The organisers of the 2014 DiG Festival and Conference taking place in the City of Newcastle in October are delighted to announce a major health stream as part of this year’s festival.
In recognition of recent innovation in the mental health space, organisers of local conference, DiG, have announced a major health stream as part of the 2014 program.
Innovations that spurred this addition included partnerships with social media providers such as Facebook, the emergence of e-mental health, web-based peer support, tools that allow you to track emotions on an international scale and Apps that support wellbeing of Indigenous Australians, young people and people with disabilities.

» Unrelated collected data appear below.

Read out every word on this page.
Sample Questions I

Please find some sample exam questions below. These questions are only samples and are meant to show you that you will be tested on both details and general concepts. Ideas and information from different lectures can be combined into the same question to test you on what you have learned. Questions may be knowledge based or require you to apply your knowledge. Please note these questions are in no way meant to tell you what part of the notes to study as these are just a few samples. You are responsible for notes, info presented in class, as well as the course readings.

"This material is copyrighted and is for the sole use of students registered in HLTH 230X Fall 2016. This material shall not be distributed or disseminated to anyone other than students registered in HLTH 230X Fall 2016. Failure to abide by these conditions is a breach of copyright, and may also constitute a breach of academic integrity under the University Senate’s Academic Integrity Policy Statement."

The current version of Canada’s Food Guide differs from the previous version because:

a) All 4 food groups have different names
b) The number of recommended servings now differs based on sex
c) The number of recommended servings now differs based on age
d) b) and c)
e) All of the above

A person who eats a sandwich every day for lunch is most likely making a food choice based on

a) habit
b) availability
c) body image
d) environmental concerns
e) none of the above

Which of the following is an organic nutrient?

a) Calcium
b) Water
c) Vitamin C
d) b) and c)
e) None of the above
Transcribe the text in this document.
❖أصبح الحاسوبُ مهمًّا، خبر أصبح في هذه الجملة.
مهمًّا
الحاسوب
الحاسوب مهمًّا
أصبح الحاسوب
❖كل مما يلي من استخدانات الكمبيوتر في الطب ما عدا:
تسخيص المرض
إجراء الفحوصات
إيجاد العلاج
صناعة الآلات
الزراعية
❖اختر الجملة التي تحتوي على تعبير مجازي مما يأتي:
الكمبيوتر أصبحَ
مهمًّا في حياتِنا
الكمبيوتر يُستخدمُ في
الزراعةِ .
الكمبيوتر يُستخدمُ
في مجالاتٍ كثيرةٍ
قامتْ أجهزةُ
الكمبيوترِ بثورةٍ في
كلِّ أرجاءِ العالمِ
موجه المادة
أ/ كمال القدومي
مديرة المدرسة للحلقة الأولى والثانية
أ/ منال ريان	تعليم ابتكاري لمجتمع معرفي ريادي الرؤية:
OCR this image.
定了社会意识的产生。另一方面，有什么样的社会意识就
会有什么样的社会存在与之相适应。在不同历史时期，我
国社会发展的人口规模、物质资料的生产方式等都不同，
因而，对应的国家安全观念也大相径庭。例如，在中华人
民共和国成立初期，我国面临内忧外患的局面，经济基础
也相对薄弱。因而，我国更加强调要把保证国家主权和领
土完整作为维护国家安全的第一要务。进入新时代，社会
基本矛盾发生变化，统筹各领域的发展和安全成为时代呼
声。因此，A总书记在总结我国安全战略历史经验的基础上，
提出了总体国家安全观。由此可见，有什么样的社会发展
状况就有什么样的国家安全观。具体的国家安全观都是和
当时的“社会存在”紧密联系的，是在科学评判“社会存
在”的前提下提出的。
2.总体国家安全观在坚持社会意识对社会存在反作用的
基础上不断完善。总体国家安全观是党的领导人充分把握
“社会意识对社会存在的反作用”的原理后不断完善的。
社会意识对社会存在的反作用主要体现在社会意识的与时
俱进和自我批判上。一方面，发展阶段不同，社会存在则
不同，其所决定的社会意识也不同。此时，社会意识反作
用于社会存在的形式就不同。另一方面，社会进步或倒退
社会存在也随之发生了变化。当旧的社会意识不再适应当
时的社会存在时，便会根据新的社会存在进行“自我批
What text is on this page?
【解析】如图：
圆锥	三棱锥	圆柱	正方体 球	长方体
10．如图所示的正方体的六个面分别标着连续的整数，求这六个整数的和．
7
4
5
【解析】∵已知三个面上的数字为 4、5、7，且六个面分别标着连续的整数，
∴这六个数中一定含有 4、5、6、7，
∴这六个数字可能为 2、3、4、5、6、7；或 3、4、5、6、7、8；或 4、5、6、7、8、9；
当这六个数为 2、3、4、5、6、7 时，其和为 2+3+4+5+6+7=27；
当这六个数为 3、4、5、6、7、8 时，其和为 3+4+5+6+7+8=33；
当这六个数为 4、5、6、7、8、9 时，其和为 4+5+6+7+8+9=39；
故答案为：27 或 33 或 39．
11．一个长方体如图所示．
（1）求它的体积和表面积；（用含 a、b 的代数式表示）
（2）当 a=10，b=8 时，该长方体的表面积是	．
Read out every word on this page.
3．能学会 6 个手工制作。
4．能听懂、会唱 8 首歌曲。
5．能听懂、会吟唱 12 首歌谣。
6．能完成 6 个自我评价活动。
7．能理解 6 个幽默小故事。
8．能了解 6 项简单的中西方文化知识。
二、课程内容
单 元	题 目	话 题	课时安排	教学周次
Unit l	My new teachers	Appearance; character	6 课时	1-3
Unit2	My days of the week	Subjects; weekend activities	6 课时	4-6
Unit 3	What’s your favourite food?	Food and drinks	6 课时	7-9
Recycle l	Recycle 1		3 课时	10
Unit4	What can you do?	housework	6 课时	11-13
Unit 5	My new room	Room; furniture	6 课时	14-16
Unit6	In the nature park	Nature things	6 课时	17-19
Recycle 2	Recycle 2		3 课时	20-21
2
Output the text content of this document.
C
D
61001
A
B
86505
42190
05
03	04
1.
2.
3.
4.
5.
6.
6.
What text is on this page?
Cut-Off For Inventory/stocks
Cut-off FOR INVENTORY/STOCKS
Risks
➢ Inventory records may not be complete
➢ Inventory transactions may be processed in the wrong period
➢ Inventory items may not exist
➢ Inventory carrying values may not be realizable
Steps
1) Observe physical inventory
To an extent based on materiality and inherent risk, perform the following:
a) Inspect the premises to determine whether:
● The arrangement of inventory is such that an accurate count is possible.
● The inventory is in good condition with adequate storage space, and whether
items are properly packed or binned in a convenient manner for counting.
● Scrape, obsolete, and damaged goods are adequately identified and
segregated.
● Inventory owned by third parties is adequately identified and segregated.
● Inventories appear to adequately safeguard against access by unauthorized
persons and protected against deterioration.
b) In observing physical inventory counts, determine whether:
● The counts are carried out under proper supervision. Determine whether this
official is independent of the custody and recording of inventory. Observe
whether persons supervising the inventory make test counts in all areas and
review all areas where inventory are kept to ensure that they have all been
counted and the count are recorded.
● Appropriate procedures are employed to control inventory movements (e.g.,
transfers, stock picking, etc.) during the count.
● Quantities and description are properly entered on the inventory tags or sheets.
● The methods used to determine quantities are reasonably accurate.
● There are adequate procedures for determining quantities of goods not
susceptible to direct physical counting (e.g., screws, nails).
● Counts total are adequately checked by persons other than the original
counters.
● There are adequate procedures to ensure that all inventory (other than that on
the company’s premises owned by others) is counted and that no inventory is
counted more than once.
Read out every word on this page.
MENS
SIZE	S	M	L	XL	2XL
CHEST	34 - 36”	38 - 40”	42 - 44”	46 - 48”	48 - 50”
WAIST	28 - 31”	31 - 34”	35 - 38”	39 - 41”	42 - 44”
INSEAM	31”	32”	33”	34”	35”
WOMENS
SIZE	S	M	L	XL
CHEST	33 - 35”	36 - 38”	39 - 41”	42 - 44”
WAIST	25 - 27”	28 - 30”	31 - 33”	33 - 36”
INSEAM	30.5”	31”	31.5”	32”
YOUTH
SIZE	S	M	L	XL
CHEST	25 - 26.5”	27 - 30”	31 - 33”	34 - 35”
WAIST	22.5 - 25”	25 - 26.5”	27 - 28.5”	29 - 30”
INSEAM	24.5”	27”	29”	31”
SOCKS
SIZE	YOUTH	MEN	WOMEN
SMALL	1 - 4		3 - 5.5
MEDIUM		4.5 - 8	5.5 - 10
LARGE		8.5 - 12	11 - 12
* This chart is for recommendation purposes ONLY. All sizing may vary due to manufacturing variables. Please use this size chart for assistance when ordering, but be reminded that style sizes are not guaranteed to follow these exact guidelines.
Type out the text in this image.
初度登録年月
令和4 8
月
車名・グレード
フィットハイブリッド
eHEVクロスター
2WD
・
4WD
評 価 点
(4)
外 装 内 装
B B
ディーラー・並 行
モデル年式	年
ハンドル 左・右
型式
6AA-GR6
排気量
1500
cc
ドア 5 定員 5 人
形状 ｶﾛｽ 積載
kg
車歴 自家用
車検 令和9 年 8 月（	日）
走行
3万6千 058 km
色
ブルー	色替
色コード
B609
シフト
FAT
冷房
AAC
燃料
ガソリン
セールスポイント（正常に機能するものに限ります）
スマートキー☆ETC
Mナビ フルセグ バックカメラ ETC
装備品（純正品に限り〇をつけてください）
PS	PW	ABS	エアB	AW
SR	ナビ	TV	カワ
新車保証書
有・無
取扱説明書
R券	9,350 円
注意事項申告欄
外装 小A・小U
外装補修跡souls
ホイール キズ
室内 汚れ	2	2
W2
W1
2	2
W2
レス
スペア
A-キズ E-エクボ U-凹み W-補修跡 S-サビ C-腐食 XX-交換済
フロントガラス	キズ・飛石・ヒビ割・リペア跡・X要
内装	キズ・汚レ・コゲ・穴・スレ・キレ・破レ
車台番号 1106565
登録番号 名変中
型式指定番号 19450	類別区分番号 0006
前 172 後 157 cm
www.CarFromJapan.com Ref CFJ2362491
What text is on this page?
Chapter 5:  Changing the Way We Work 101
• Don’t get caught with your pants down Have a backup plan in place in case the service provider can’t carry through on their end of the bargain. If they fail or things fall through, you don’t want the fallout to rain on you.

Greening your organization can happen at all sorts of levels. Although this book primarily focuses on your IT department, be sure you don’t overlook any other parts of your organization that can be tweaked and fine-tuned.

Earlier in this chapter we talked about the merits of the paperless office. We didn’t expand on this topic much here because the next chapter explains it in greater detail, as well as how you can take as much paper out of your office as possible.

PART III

To support this new focus, DiG has developed a partnership with the Hunter Institute of Mental Health, who will drive the integration of a mental health stream into the Festival allowing business, education providers, technology providers together with young people, academics and experts from the field to network and share successes and ideas for the future.
The Hunter Institute is a leading national organisation based in Newcastle, which has been delivering successful, evidence-based mental health and suicide prevention programs for more than 20 years.
“Mental health organisations now work in partnership with or employ technology experts, communication professionals, designers and people with lived experience of mental health issues,” Jaelea Skehan, Director Hunter Institute of Mental Health said.
“We can only solve 21st century problems by having 21st century approaches. This means we need to innovate to ensure we can reach more people in ways that are most meaningful to them.”
As part of the DiG Festival, the Hunter Institute will partner with the Young and Well Cooperative Research Centre and its 75 partner organisations to develop a dynamic and interactive mental health stream.
This will include presentations, panel sessions, workshops and think-tanks involving presentations from media, educators, technology partners and many of the organisations at the forefront of innovation in mental health.
Current DiG topics being finalised are “Keeping Young People Safe and Connected Online”, “How Technology is Revolutionising Engagement and Health Care” and “Arts, Health and Wellbeing”.
DiG co-founder Craig Wilson said he was delighted about the growth of DiG into such a socially important sector.
“We welcome the Hunter Institute of Mental Health to DiG, and look forward to seeing the exciting discussions and presentations that this area will provide to our program,” Craig said.
“Innovation isn’t just about hard business or gaming, it has a real effect on people’s lives, and the inclusion of a health stream into DiG will showcase the real life challenges, advancements and successes that collaboration and innovation can have for people and communities.”